BEREBUT KHASIAT AIR
Air bekas pembersihan benda-benda pusaka ini menjadi rebutan yang hadir. Masing-masing mereka diberi sekantung plastik untuk dibawa pulang.

Keris dan pedang peninggalan leluhur. (Foto: Febrianti/ JurnalisTravel.com)
“Sampai di rumah kita harus mandi dengan air ini agar tidak “disapa” moyang, kalau “disapa” bisa sakit,” kata Martinah, 60 tahun, seorang perempuan yang hadir.
Ia juga membawa sedikit sisa minyak kelapa bekas rendaman batu-batu benda pusaka.

Memandikan pedang dan keris milik leluhur. (Foto: Febrianti/ JurnalisTravel.com)
“Kalau yang ini untuk obat rematik, untuk minyak urut,” katanya.
Depati Jufri mengatakan, sudah jadi pawang benda-benda pusaka Kerinci sejak berumur 12 tahun. Ia mendapat ilmu dari ayahnya. Ia mengaku hanya sebagai perantara untuk berhubungan dengan arwah nenek moyang.
“Terasa kehadirannya, dia datang, setelah itu baru bisa kita membersihkan benda pusaka ini, kalau tidak dibersihkan, nanti turunannya ini tidak tenang jiwanya, resah,” kata pria yang sehari-hari petani ini.

Pedang yang konon pernah digunakan melawan penjajahan Belanda. (Foto: Febrianti/ JurnalisTravel.com)
Ia menjadi pawang untuk semua suku di Kerinci, bisa untuk benda pusaka datuk lain seperti Datuk Kederuk Putih dan Datuk Kederuk Hitam. Dulu, katanya, ada beberapa pawang. Sekarang hanya tinggal dua orang.
“Pantangan untuk acara ini, jangan menghina benda pusaka, nanti kena tulah (kena kutuk-red), bisa sakit,” katanya.

Salah satu peninggalan di dalam peti. (Foto: Febrianti/ JurnalisTravel.com)
Menurut Saukani, semua benda pusaka tersebut milik Datuk Kederuk Ilealamea yang hidup jauh sebelum Kolonial Belanda datang ke Kerinci pada 1903. Ia tidak tahu tahun pasti masa hidup datuk ini. Namun ia diketahui sebagai orang keramat yang bisa menghilang di halaman rumah, sehingga digelari “Ilealamea” (hilang di halaman). Bahkan sekarang kuburannya juga tidak diketahui.
“Keris itu berasal dari Jawa didapatkan melalui Pagaruyung dan semua senjata ini pernah dipakai pelanjutnya ketika perang melawan Belanda,” katanya.
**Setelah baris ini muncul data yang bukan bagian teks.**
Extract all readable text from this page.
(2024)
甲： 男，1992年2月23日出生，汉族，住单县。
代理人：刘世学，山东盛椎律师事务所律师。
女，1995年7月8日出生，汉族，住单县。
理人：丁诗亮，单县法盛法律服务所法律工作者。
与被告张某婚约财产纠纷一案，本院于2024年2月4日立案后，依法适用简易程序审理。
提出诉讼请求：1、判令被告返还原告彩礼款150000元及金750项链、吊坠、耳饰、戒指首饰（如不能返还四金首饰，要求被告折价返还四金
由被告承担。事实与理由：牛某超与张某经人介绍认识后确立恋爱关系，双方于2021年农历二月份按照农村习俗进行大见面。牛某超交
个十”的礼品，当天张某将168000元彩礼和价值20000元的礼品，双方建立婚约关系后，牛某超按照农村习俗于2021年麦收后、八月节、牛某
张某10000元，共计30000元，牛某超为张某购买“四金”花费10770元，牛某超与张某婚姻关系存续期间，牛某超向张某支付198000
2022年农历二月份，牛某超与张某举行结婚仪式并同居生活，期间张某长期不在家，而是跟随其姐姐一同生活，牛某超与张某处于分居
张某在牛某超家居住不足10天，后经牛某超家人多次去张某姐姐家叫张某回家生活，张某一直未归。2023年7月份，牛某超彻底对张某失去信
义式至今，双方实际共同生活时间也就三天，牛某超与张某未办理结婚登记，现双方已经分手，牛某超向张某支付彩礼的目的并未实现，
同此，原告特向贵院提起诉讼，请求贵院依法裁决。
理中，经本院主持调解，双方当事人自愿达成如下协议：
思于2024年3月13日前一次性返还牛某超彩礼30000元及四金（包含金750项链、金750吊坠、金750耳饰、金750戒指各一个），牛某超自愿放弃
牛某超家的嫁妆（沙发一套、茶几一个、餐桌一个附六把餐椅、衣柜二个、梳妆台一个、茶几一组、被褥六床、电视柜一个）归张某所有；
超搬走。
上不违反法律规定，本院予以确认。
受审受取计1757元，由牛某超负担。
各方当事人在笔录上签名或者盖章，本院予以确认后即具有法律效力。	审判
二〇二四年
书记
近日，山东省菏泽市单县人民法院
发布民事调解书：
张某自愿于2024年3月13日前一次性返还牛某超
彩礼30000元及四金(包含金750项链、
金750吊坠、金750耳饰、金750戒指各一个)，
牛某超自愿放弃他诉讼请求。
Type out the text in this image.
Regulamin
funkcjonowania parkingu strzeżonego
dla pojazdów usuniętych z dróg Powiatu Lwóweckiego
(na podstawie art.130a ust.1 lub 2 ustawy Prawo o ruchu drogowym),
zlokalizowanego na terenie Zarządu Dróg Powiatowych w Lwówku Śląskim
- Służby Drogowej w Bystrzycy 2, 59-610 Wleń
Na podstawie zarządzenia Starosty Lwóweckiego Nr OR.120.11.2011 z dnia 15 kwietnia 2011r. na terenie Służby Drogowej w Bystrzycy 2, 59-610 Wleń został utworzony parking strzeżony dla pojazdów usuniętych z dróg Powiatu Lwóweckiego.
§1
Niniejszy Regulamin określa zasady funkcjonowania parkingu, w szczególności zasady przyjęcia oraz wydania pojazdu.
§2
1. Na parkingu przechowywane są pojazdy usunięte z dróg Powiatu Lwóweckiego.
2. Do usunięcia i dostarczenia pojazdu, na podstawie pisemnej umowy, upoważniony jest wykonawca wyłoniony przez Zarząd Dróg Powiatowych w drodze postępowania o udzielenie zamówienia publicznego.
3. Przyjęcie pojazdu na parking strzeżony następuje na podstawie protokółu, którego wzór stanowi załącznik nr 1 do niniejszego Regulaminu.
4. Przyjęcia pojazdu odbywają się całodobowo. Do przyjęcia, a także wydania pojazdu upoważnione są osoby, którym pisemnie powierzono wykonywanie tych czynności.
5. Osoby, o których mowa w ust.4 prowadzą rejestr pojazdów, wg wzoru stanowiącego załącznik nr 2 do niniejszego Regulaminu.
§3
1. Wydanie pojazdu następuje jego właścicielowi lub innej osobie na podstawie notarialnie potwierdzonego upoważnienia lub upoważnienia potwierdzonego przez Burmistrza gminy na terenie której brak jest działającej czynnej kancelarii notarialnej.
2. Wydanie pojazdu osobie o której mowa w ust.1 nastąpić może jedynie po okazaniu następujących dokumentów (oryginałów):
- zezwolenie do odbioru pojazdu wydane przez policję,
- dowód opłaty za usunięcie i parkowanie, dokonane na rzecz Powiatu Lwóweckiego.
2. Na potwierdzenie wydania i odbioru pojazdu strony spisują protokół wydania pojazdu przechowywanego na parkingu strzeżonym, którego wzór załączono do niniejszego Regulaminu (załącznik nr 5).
Keris yang diduga berasal dari pengaruh Majapahit yang didapatkan dari Pagaruyung. (Foto: Febrianti/JurnalisTravel.com)
Karena datuk ini memiliki tiga istri, benda-benda pusaka miliknya juga tersimpan di tiga rumah masing-masing istrinya. Jadi, ini rumah keturunan salah satu dari istrinya itu.
“Benda-benda ini sejak dulu tetap tersimpan di rumah ini, tidak boleh dipindah-pindah, jika diperbaiki, diturunkan, lalu ditaruh kembali di loteng, harusnya benda ini di rumah anak perempuan, tapi karena tidak ada terpaksa saya anak laki-laki yang menunggu rumah,” katanya.

Setelah bersih, benda-benda pusaka pun kembali disusun rapi di dalam kotak untuk disimpan kembali di atas loteng menunggu diturunkan dalam ritual yang sama beberapa tahun kemudian. (Foto: Febrianti/ JurnalisTravel.com)
Ia tidak takut benda-benda tersebut dicuri dari loteng. “Kalau dicuri yang mencurinya nanti bisa sakit,” katanya.